CUDA on integrated graphics?

I’m seeing announcements of motherboards with DX10-capable integrated graphics coming next year from NVIDIA that are “Geforce 8”. NVIDIA engineers have made unequivocal commitments to supporting CUDA on all newly released discrete cards since the G80, but does this extend to integrated graphics?

Is this a clear yes or no at this stage, or a ‘wait and see’. If a yes, what differences would a IGP CUDA see? Would there be direct access to a portion of system memory?

Geoff.

I assume the answer is yes, G80+ all support CUDA, supporting compute programs in addition to geometry, pixel and vertex programs is built in.

PCI express cards already have access to (part of) system memory, like AGP, so I don’t think they will be any different in API.

If you are talking about this announcement:
http://www.betanews.com/article/NVidia_Bre…hips/1190737131

Then those are based on the GeForce 7 design, so no CUDA.

seibert: Nope, not that announcement:

http://www.dailytech.com/NVIDIA+Prepares+N…article9035.htm

wumpus: I’m not sure if there’s ever been promises that specifically extend to IGP. And while PCI-E’s access to system memory is something that is in common with IGP cards, CUDA doesn’t expose that feature any more.
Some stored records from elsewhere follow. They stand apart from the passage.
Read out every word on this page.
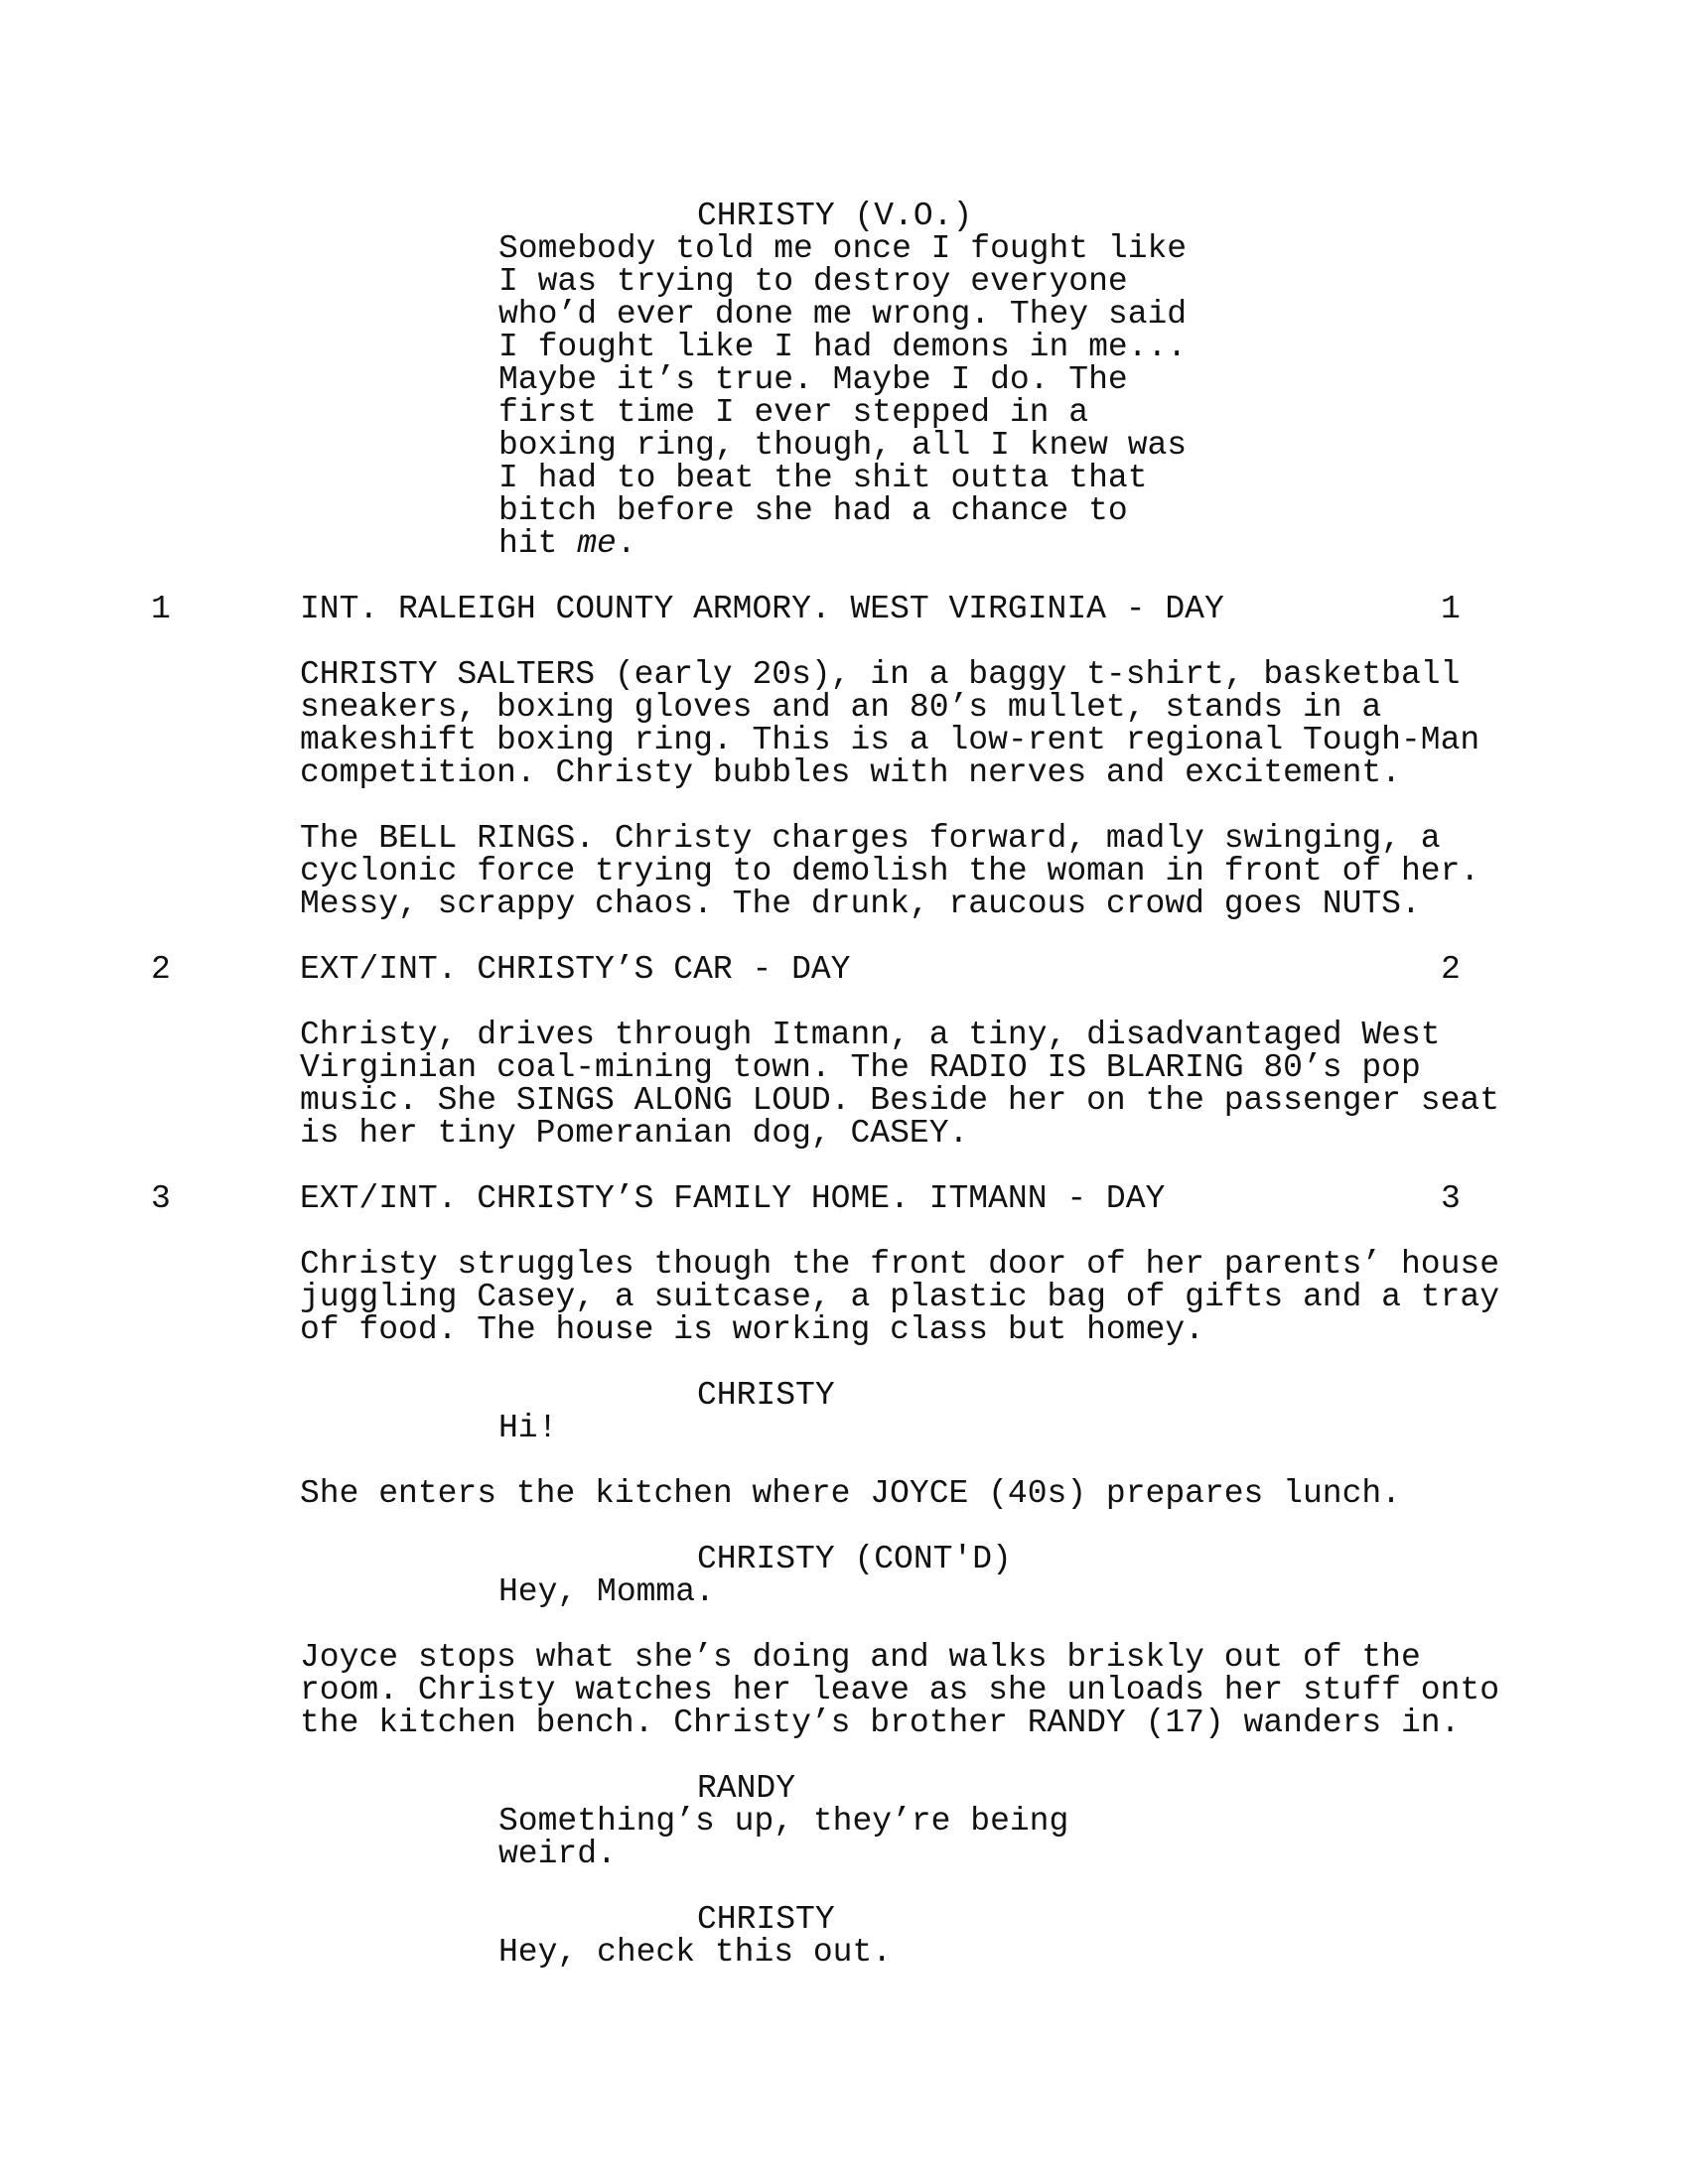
CHRISTY (V.O.)
Somebody told me once I fought like
I was trying to destroy everyone
who’d ever done me wrong. They said
I fought like I had demons in me...
Maybe it’s true. Maybe I do. The
first time I ever stepped in a
boxing ring, though, all I knew was
I had to beat the shit outta that
bitch before she had a chance to
hit me.
1	INT. RALEIGH COUNTY ARMORY. WEST VIRGINIA - DAY	1
CHRISTY SALTERS (early 20s), in a baggy t-shirt, basketball
sneakers, boxing gloves and an 80’s mullet, stands in a
makeshift boxing ring. This is a low-rent regional Tough-Man
competition. Christy bubbles with nerves and excitement.
The BELL RINGS. Christy charges forward, madly swinging, a
cyclonic force trying to demolish the woman in front of her.
Messy, scrappy chaos. The drunk, raucous crowd goes NUTS.
2	EXT/INT. CHRISTY’S CAR - DAY	2
Christy, drives through Itmann, a tiny, disadvantaged West
Virginian coal-mining town. The RADIO IS BLARING 80’s pop
music. She SINGS ALONG LOUD. Beside her on the passenger seat
is her tiny Pomeranian dog, CASEY.
3	EXT/INT. CHRISTY’S FAMILY HOME. ITMANN - DAY	3
Christy struggles though the front door of her parents’ house
juggling Casey, a suitcase, a plastic bag of gifts and a tray
of food. The house is working class but homey.
CHRISTY
Hi!
She enters the kitchen where JOYCE (40s) prepares lunch.
CHRISTY (CONT'D)
Hey, Momma.
Joyce stops what she’s doing and walks briskly out of the
room. Christy watches her leave as she unloads her stuff onto
the kitchen bench. Christy’s brother RANDY (17) wanders in.
RANDY
Something’s up, they’re being
weird.
CHRISTY
Hey, check this out.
I imagine that there would be quite a bit of customization required to run CUDA in this new environment, but NVIDIA might well plan to do it.

What I like about programming on an 8600 is it’s a very regularly scaled down version of an 8800. Each of its components is the same 3-4x slower, so when I optimize for the 8600 i’m also optimizing for an 8800.

An integrated part, however, might not have this balance in which case I don’t see the point of a $50 savings (mobo with the IGP vs cheaper mobo + $100 8600).

As mentioned in the original post it all depends on weather or not you can exploit the fact that the GPU and the CPU share the same memory. If yes, this could give some algorithms and applications a significant advantage.

Alex; yes, I also think the straightforward scale-down (or up, perhaps in future) is one of the coolest things about CUDA. I agree that if you were looking to buy a mobo + Geforce 8 combination with an eye to running CUDA, then IGP probably isn’t the way to go.

However, IGP running CUDA is still interesting for several reasons:

  1. Increasing the potential user base for any CUDA application,

  2. Space-constrained or slot-constrained systems where there just isn’t room for discrete graphics,

  3. Direct access to main memory (although, like I discuss, that’s all very speculative that this will be put in place and just work)

  4. Hybrid SLI-type approaches (I know CUDA doesn’t work on SLI, it’s just an analogy). That is, if you have a CUDA application that responds to fluctuating load patterns, then you could keep it on IGP when load is low and keep the discrete GPU off except when load is high.

Geoff.

I think NVIDIA wants video games to use CUDA too, so enabling CUDA on integrated graphics is probably a priority.

However, direct access to memory is unlikely. Don’t the chipsets always hide that memory from the operating system? HyperMemory is driver-based, but I think shared memory might be hardware.

But in any case, do realize these IGPs won’t be any faster than CPUs. Even an 8500 GT has the same theoretical single-precision flops as a dual-core core 2 (28gflops, when you don’t count the imaginary post-filter MUL). An 8300 GS drops that down to 14. Where might an IGP fit into the spectrum?

I mean there might still be some benefits. The power-conservation example is a good one if implemented, and even if it’s no more powerful than a CPU it’s still better than nothing. But it’s not something to get excited over, unfortunately.

FLOPS is not the only (or even a correct) way to measure performance benefits. In addition to more raw processing power, CUDA-capable cards come with high memory bandwidth and extremely-light thread switching. A few apps show over 100x speedup on Tesla cards, when compared to C2D, most apps are at least 10 times faster (see CUDA/Tesla pages for references). So, even a very scaled down version of a G80 card is still likely to beat a CPU in those cases.

Paulius

Dude, come on… IGP means memory bandwidth is shared with the CPU. “Most apps at least 10x faster” also sounds grossly inaccurate, especially since you choose the word “application” not “inner loop.”